Contrast this with the recent hyperbolic statement from Anthropic CEO Dario Amodei claiming that the company is no longer sure whether Claude is conscious but that the company is “open to the idea that it could be”.
Anyone with an ounce of objectivity having done even a modicum of research knows this claim is patently false and totally ridiculous.
To return to Zitron’s point about journalism and the type of reporting that is happening now in relation to technology and AI in particular: “A great many reporters (and newsletter writers) that claim to be objective and fact-focused end up writing the narrative that companies use to raise money using evidence manufactured by the company in question.”
Controlling the space
The ability to control the narrative, what they want us to think, feel or believe is unique to Big Tech, unlike other corporate giants. According to Tech Policy Press: “What sets Big Tech apart from other corporate giants is not just its money or scale. It is that these companies control the spaces where public discourse unfolds. They dictate what information we see, what goes viral, and whose voices are amplified or buried. They do not just influence the debate – they are its architects.”
We desperately need political leaders who understand both the perils and possibilities of technology and who do not simply accept what they are told by Big Tech as inevitable. We need guardrails and regulation and we need them now.
But I see no signs of that leadership being anywhere near what is required for a fit-for-purpose government that puts the needs of its people first.
Whose line is being peddled when the Prime Minister launches an “AI opportunities action plan” designed to “mainline AI into the veins of the UK”? Who do those words serve?

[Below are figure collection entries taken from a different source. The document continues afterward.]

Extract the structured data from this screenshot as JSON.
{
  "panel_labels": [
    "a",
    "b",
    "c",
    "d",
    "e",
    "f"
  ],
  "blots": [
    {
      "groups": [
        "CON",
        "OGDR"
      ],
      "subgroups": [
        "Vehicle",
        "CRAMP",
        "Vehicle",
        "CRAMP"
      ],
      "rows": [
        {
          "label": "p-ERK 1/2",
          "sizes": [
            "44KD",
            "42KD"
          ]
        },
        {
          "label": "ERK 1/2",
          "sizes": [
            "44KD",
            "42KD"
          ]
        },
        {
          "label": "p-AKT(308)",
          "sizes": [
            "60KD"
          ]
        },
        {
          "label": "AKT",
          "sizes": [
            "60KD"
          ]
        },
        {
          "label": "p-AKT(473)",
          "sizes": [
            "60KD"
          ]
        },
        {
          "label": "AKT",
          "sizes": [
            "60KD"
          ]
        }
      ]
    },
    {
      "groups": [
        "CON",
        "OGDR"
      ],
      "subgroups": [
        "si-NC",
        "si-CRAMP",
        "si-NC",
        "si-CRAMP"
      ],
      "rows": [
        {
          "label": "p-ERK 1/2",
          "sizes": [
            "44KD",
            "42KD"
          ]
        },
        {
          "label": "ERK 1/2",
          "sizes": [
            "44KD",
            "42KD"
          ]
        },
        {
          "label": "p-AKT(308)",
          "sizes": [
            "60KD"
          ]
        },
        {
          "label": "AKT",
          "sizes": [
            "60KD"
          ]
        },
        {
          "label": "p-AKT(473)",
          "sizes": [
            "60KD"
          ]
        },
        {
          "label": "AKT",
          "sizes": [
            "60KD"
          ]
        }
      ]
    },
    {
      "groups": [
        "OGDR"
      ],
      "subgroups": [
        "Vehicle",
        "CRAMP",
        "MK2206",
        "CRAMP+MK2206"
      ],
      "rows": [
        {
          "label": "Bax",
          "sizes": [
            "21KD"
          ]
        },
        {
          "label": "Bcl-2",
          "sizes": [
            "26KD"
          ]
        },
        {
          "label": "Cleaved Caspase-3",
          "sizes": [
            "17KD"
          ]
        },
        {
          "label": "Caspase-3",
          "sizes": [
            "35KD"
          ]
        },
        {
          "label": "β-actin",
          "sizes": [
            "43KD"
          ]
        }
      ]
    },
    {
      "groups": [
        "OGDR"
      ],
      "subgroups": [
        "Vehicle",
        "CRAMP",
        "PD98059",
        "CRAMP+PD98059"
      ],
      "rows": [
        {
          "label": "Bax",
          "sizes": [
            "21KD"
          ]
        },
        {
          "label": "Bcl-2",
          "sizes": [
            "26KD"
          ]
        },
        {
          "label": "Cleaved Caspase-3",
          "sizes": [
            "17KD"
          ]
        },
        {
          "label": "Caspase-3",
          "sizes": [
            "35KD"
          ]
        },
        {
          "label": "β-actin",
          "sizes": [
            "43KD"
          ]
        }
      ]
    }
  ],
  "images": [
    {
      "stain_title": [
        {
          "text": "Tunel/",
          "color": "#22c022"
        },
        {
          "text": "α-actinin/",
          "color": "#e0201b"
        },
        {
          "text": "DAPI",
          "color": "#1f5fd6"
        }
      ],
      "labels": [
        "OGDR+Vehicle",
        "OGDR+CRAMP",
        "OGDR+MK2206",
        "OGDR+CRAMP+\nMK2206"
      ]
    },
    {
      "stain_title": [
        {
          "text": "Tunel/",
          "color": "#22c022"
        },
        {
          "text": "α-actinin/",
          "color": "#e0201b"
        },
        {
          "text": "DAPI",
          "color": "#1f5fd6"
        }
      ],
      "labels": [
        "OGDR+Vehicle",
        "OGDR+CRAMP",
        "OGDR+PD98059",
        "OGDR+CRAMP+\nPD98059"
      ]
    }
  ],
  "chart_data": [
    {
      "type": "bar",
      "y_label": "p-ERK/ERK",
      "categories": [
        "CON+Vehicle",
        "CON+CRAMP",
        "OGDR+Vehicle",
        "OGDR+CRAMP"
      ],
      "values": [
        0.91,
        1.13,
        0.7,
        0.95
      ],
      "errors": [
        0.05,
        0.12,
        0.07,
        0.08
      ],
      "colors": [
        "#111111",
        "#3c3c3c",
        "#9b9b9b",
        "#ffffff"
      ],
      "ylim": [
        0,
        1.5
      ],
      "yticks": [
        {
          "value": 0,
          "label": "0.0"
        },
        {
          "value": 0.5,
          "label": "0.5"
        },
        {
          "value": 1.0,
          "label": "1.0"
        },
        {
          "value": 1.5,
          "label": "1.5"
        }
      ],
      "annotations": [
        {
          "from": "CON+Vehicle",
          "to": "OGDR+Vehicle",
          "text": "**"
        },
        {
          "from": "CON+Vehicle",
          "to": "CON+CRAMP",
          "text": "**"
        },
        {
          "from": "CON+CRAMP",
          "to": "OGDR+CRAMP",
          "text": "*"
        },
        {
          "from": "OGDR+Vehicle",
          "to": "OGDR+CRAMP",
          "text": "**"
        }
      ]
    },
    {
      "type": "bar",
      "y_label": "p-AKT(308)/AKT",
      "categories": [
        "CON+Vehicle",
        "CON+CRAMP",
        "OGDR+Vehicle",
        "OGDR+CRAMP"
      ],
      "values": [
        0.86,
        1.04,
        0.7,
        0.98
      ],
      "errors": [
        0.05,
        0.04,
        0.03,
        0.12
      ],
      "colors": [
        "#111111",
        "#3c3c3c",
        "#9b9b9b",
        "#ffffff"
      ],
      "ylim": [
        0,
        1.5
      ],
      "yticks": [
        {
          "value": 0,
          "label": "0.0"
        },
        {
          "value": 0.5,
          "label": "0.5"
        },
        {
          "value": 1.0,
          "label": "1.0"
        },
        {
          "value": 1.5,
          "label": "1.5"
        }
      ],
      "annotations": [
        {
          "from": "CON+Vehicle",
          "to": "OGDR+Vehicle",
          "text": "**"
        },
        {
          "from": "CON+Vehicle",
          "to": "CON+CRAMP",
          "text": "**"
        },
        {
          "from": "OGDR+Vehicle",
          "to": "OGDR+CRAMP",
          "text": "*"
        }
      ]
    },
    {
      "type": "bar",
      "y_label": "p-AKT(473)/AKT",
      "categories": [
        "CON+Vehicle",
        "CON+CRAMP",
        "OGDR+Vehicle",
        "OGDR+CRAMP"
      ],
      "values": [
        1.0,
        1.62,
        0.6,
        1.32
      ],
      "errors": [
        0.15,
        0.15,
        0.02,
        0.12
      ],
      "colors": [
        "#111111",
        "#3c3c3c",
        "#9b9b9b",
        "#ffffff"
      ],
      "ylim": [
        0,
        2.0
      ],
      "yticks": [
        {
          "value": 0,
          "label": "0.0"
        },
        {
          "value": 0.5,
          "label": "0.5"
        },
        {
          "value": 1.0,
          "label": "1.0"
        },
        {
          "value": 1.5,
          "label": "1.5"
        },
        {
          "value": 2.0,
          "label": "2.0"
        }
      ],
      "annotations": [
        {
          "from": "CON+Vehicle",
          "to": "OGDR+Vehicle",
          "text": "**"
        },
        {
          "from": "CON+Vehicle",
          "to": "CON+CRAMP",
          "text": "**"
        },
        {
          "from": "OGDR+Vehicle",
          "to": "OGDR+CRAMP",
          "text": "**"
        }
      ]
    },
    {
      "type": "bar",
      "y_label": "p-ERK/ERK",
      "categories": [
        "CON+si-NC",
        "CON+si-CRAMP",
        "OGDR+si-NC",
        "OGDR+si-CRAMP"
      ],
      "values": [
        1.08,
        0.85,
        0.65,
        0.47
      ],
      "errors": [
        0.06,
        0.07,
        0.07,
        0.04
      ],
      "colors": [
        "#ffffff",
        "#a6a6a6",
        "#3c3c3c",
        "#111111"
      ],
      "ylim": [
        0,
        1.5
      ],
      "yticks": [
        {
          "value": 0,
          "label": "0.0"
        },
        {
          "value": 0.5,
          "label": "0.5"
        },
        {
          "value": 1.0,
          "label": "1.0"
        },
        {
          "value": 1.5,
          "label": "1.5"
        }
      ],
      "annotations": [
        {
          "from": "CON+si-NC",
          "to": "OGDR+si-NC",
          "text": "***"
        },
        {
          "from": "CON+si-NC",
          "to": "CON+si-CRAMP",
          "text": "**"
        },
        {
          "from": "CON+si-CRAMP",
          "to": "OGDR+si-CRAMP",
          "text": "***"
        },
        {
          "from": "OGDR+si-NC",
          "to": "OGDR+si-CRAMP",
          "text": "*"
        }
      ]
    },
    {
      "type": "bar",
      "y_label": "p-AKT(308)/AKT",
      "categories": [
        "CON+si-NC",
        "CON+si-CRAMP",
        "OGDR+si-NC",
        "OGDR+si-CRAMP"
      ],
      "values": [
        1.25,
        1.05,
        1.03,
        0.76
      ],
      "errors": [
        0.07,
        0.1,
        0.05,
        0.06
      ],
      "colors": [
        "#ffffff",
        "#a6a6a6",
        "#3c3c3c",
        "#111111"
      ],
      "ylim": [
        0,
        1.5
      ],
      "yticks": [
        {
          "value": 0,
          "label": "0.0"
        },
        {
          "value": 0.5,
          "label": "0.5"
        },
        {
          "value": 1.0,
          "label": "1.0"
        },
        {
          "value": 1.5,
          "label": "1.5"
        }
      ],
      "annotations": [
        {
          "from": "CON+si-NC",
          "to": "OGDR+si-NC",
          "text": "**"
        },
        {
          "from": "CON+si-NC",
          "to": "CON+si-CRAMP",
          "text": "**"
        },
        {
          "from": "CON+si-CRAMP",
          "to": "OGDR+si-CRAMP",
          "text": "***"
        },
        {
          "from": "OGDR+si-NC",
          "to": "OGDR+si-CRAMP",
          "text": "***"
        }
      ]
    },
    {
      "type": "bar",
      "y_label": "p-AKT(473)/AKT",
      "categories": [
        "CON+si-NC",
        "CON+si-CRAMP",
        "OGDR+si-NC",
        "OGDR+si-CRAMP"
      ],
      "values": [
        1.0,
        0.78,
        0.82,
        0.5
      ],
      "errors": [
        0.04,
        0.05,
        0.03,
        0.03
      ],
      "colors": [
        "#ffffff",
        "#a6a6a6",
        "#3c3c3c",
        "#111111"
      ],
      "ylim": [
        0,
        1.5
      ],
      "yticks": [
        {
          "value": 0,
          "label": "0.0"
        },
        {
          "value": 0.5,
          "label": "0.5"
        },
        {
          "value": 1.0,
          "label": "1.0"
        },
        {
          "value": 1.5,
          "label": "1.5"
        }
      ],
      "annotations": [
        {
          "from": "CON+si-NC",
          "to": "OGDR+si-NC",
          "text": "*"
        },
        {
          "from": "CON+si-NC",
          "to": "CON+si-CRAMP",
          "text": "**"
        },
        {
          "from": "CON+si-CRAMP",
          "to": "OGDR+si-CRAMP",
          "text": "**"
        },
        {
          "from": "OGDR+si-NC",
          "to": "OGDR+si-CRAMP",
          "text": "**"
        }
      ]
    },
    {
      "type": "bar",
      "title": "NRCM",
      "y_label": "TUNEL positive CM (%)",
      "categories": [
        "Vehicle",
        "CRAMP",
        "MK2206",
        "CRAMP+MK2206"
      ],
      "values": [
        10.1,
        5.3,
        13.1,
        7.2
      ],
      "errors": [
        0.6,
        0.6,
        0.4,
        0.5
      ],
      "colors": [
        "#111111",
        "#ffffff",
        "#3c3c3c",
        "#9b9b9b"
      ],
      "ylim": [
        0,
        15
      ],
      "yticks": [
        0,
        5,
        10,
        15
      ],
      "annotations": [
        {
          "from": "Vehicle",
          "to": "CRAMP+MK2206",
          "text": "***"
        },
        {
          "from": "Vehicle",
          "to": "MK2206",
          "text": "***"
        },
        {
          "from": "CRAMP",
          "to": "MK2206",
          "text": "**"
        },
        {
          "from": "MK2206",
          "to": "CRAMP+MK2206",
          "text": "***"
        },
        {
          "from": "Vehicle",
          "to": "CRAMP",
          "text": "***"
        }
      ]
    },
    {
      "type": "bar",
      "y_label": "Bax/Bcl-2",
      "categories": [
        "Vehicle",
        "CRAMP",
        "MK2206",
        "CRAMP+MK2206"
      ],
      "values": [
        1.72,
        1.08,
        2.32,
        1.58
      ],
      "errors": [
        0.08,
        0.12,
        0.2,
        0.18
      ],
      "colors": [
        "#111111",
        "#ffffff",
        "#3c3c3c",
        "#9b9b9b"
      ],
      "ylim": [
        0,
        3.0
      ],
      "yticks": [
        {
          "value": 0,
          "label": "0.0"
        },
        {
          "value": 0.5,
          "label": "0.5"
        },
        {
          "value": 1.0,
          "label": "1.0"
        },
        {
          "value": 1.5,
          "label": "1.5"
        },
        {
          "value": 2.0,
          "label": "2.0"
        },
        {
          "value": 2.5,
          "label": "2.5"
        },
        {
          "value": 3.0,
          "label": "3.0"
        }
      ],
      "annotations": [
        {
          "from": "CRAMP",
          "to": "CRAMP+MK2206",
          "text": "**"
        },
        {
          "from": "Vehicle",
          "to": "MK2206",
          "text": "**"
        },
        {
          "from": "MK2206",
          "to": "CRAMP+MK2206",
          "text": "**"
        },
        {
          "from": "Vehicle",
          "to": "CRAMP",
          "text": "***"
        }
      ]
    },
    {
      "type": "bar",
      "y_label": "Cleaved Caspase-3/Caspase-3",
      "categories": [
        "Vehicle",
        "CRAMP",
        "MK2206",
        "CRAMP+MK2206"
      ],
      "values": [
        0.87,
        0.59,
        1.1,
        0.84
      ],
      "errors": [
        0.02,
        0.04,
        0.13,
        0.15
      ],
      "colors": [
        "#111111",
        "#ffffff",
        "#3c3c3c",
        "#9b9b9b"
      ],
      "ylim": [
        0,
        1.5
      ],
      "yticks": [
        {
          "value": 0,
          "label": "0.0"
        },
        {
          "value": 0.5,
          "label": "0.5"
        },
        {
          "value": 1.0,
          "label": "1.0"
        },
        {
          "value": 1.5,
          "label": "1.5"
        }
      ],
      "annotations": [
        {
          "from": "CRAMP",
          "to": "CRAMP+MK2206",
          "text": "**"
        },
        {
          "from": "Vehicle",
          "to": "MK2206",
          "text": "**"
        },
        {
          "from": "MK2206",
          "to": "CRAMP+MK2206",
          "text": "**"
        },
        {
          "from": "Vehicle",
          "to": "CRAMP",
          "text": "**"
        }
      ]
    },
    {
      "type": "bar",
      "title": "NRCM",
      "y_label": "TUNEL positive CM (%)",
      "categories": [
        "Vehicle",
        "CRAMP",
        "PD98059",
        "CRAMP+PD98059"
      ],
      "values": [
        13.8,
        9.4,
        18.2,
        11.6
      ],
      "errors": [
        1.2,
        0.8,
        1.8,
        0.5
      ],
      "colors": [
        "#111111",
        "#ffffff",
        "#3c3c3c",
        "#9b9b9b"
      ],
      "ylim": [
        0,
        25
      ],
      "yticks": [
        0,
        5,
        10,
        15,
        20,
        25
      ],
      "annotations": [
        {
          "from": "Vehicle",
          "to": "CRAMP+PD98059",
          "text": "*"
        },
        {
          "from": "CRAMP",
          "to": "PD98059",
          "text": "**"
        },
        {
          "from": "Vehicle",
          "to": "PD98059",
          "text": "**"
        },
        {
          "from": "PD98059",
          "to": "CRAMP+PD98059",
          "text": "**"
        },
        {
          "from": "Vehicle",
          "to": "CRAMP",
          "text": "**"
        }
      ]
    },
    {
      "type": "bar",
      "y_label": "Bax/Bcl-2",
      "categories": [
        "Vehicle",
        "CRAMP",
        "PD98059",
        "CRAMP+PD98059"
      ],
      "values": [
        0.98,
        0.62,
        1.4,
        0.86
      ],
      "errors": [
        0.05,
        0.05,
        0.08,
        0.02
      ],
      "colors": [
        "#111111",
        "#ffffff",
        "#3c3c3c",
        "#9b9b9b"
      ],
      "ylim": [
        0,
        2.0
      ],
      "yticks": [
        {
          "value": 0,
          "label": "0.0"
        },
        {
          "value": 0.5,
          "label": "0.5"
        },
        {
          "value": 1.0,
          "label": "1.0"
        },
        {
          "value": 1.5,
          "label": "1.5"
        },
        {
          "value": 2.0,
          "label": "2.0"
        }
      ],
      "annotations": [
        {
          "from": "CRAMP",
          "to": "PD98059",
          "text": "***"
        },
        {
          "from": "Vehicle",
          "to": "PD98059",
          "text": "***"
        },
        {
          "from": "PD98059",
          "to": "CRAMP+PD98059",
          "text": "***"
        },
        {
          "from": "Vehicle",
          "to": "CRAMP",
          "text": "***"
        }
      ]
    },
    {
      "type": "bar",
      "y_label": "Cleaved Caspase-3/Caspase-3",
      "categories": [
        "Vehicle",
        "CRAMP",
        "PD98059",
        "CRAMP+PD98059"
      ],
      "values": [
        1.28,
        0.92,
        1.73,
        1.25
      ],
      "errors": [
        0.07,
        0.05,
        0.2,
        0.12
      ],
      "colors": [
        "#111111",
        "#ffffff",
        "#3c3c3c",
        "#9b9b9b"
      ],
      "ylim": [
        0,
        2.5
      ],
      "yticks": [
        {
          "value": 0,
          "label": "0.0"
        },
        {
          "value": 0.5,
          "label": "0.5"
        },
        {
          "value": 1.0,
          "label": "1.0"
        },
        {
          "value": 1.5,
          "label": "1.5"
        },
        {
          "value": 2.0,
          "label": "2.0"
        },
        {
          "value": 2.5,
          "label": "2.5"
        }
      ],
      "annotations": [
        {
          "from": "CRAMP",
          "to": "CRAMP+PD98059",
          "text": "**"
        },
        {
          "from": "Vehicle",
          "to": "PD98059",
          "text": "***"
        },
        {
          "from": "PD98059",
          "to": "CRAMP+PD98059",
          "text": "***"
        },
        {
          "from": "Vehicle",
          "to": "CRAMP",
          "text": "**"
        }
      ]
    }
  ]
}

The citizens he represents or the companies now embedded into the very heart of UK government, such as:
- Anthropic – creating AI assistants for public services;
- Google Deep Mind – accelerating AI adoption in public services, national science research, and security;
- CoreWeave and Nscale – backed by Nvidia;
- Cohere – working on AI in defence contexts;
- Faculty AI – developing AI for military and drone technologies;
- Microsoft – Copilot tools for increased Whitehall efficiency;
- Meta – building tools for high-security use cases in the public sector.
And of course Palantir, the beneficiary of a directly awarded Ministry of Defence agreement valued at £240m for “data analytics capabilities supporting critical strategic, tactical and live operational decision making across classifications” over three years”.
The question is, where does the power now lie? Is it with our elected governments tasked with protecting us or with the non-elected men who control the government’s technical architecture, R&D and data? You don’t need to be a rocket scientist to know the answer to that question.